Avant-hier je disais à ta Mamie que je n’avais pas trop de nouvelles de toi, elle m’a répondu direct « mais faudrait quand même que tu t’y fasses, ça y est, il est grand maintenant !!! »… merci Maman, même si j’en ai douté parfois c’est quand même toi qui m’a appris que les enfants ne sont pas faits pour rester au nid.
Je t’aime mon tout premier, mon p’tit joli, mon bel orage…
Longue vie encore et toujours,
Ta Mam qui t'aime

lundi 12 octobre 2015

le 23 septembre 2014

Certains soirs c’est vraiment dur. Il faut penser, ne pas rêver, ou se laisser aller au contraire, ne plus insister.
Des jours sont moches, d’autres gais, et cette putain de touche , ? qui ne veut plus se faire douce.
Mais les larmes pointent leur vilain nez, mon fils aîné les retient par ses messages décalés, à mille lieux de moi.
Pourquoi on nous dit pas que les enfants deviennent adultes beaucoup plus tôt que nous ?

Quand j’étais naïve – hier, l’an dernier, il y a longtemps – mes amies me voyaient telle que je suis, ma famille pensait souvent à moi, je pouvais donner le meilleur de moi-même et m’endormir sans peine ni regret à la fin d’une journée, belle ou grise.

Là maintenant je suis vieille et fatiguée d’essayer de faire semblant de pas avoir vu que la vie est si bizarre.
Les moments magiques refont leur apparition, coïncidences ou rencontres, lectures, films et retrouvailles avec le passé, les gens aimés, les paysages délaissés…
Et toujours quelque chose m’empêche, me retient, prend la priorité sur ces fines sensations poétiques et furtives.

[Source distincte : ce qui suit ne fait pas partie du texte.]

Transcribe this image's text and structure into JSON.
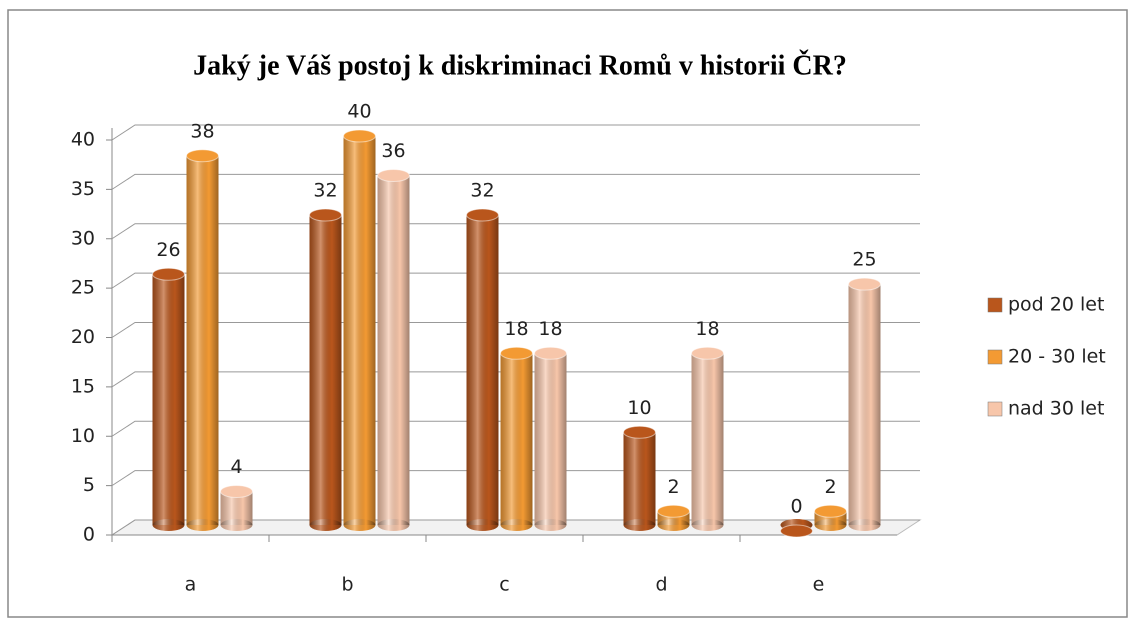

Et me voilà incapable de retranscrire ces infimes bribes de vérité, d’incertitudes, d’émerveillement.

J’ai ressorti le vieil iBook, j’aime retrouver la chaleur qui monte doucement du clavier et réchauffe aussi mon ventre à travers la couette. Écrire allongée, le pied. Un peu moins bien que le Waterman blue-black ink sur un cahier Clairefontaine, mais bon, faut être moderne. Si je veux garder espoir d’être lue, c’est le seul moyen.
Je ne saurai peut-être jamais ce qui me motive le plus, l’écriture en elle-même ou quelque chose de plus littéraire ??
Qu’importe, les mots s’alignent pareil. Ou presque.

« the lunchbox » - cette femme magnifique qui tâtonne en cherchant le sens de la vie. Cet homme qui se raccroche à des bribes de raison de vivre.
Passer à côté du bonheur ou ne pas le voir sous son nez, est-ce que tout un chacun a la même destinée ? on dirait bien parfois que la vie s’acharne à nous déprimer, en tout cas elle reste mystérieusement insensée pour moi.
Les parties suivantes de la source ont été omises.